In contrast to the failures, the Auditor’s report concluded that the Newsom championed, HCD managed Project Homekey program “appeared to have been cost-effective.” The Auditor may be interested in the investigative series I wrote along with Westside Current publisher Jamie Paige, exposing that more than 70% of Homekey rooms in the City and County of Los Angeles remain vacant years after purchase. Other outlets have reported on similar failures in other parts of the state, including in the city of San Jose as well as San Bernardino, Ventura, and Monterey counties. In June, the Los Angeles Times committed a rare act of journalism by exposing rampant corruption in the Homekey program involving an L.A. based developer called Shangri-La Properties.

The Brown-Newsom Era has been one of the most grim in state history. In that context, the failure of the FIHPP isn’t surprising. It’s sad, it’s infuriating, and it was entirely predictable. The only remaining question is, how many ways can this state’s political class come up with to fail? They’ve made every conceivable mistake, and now they’re coming up with new ones just in order to make them. Their arrogance is exceeded only by their incompetence.

Amid the political detritus, HCD stands out. The agency is responsible for administering and — more frequently — enforcing new state housing mandates. Through a process known as the Regional Housing Needs Allocation (RHNA) HCD determines how many new units of housing cities and counties must approve by 2029, 2030, or 2031, depending on regional schedules. The problem is, the agency’s numbers amount to delusional magical thinking. For example, the City of Los Angeles is required to approve 456,643 new units by 2029. At the City’s average household size of 2.8 people that’s enough new housing for nearly 1.3 million people — at a time when L.A. is actually losing population. More than two years ago, in March 2022, the State Auditor released a report that concluded “HCD does not ensure that its needs assessments are accurate and adequately supported.” Sound familiar?

Despite this and other independent analyses identifying serious problems with the agency’s math, it is plowing ahead. Cities that fail to meet their mandates at the midpoints of their seven year RHNA cycles face all manner of consequences from HCD, including fines, withholding of homeless funding, and a de facto stripping of their ability to control development in their own communities. Make no mistake: HCD is punishing cities by rewarding often unscrupulous developers and their deep-pocketed financial backers.
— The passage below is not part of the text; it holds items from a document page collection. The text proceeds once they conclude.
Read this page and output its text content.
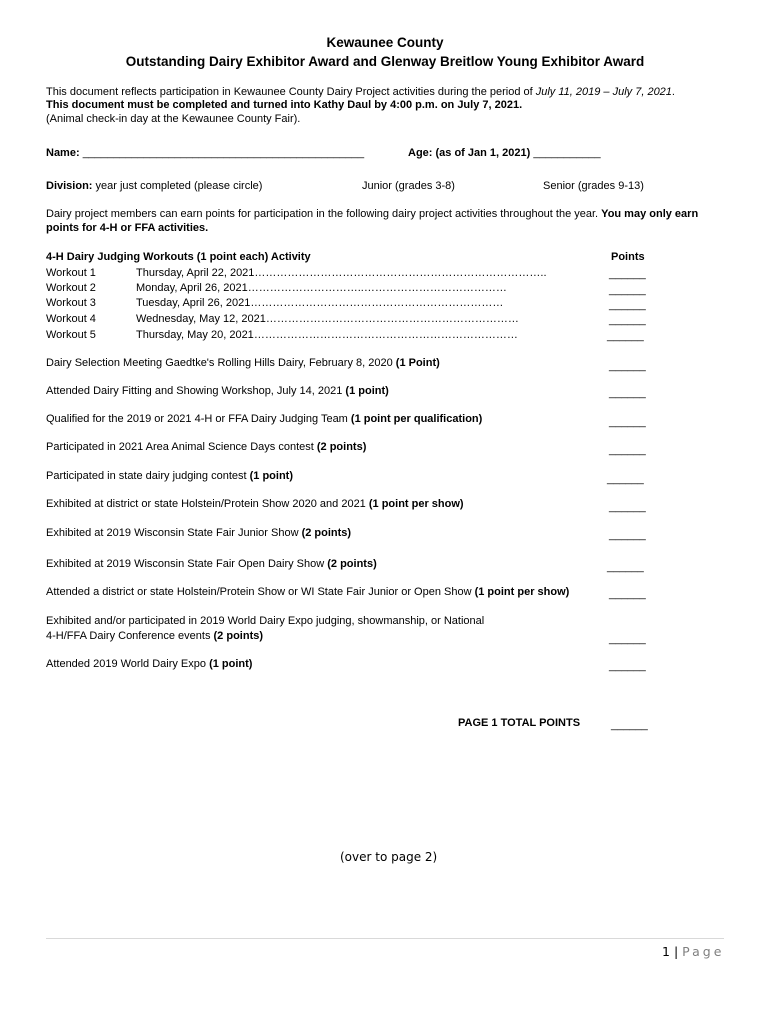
Kewaunee County
Outstanding Dairy Exhibitor Award and Glenway Breitlow Young Exhibitor Award
This document reflects participation in Kewaunee County Dairy Project activities during the period of July 11, 2019 – July 7, 2021.
This document must be completed and turned into Kathy Daul by 4:00 p.m. on July 7, 2021.
(Animal check-in day at the Kewaunee County Fair).
Name: ______________________________________________	Age: (as of Jan 1, 2021) ___________
Division: year just completed (please circle)	Junior (grades 3-8)	Senior (grades 9-13)
Dairy project members can earn points for participation in the following dairy project activities throughout the year. You may only earn
points for 4-H or FFA activities.
4-H Dairy Judging Workouts (1 point each) Activity	Points
Workout 1	Thursday, April 22, 2021……………………………………………………………………..	______
Workout 2	Monday, April 26, 2021…………………………..…………………………………	______
Workout 3	Tuesday, April 26, 2021……………………………………………………………	______
Workout 4	Wednesday, May 12, 2021……………………………………………………………	______
Workout 5	Thursday, May 20, 2021………………………………………………………………	______
Dairy Selection Meeting Gaedtke's Rolling Hills Dairy, February 8, 2020 (1 Point)	______
Attended Dairy Fitting and Showing Workshop, July 14, 2021 (1 point)	______
Qualified for the 2019 or 2021 4-H or FFA Dairy Judging Team (1 point per qualification)	______
Participated in 2021 Area Animal Science Days contest (2 points)	______
Participated in state dairy judging contest (1 point)	______
Exhibited at district or state Holstein/Protein Show 2020 and 2021 (1 point per show)	______
Exhibited at 2019 Wisconsin State Fair Junior Show (2 points)	______
Exhibited at 2019 Wisconsin State Fair Open Dairy Show (2 points)	______
Attended a district or state Holstein/Protein Show or WI State Fair Junior or Open Show (1 point per show)	______
Exhibited and/or participated in 2019 World Dairy Expo judging, showmanship, or National
4-H/FFA Dairy Conference events (2 points)	______
Attended 2019 World Dairy Expo (1 point)	______
PAGE 1 TOTAL POINTS	______
(over to page 2)
1 | Page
[UDATE 10/15/2024: For another deep dive into HCD’s and the political class’s myriad failures on housing and homeless, check out this recent piece in The Current by the inimitable Tim Campbell.]

As worthless as the current political class is, the responsibility ultimately is on us, the people of California. We are the ones who keep electing these clowns. Unless and until voters wake up, more failure is guaranteed. The good news is that the last few years have seen the people starting to wake up, and rise up. L.A. voters are about to kick the worst District Attorney in County history, George Gascon, to the curb. In San Francisco they politically defenestrated an equally egregious failure, D.A. Chesa Boudin. And California voters are primed to pass Proposition 36, which will make badly needed changes to the misguided-in-retrospect Prop. 47.

These are promising developments, but there is a long way to go. Kudos to CalMatters for bringing the FIHPP story to light. Hopefully more people will wake up, and demand real change at all levels.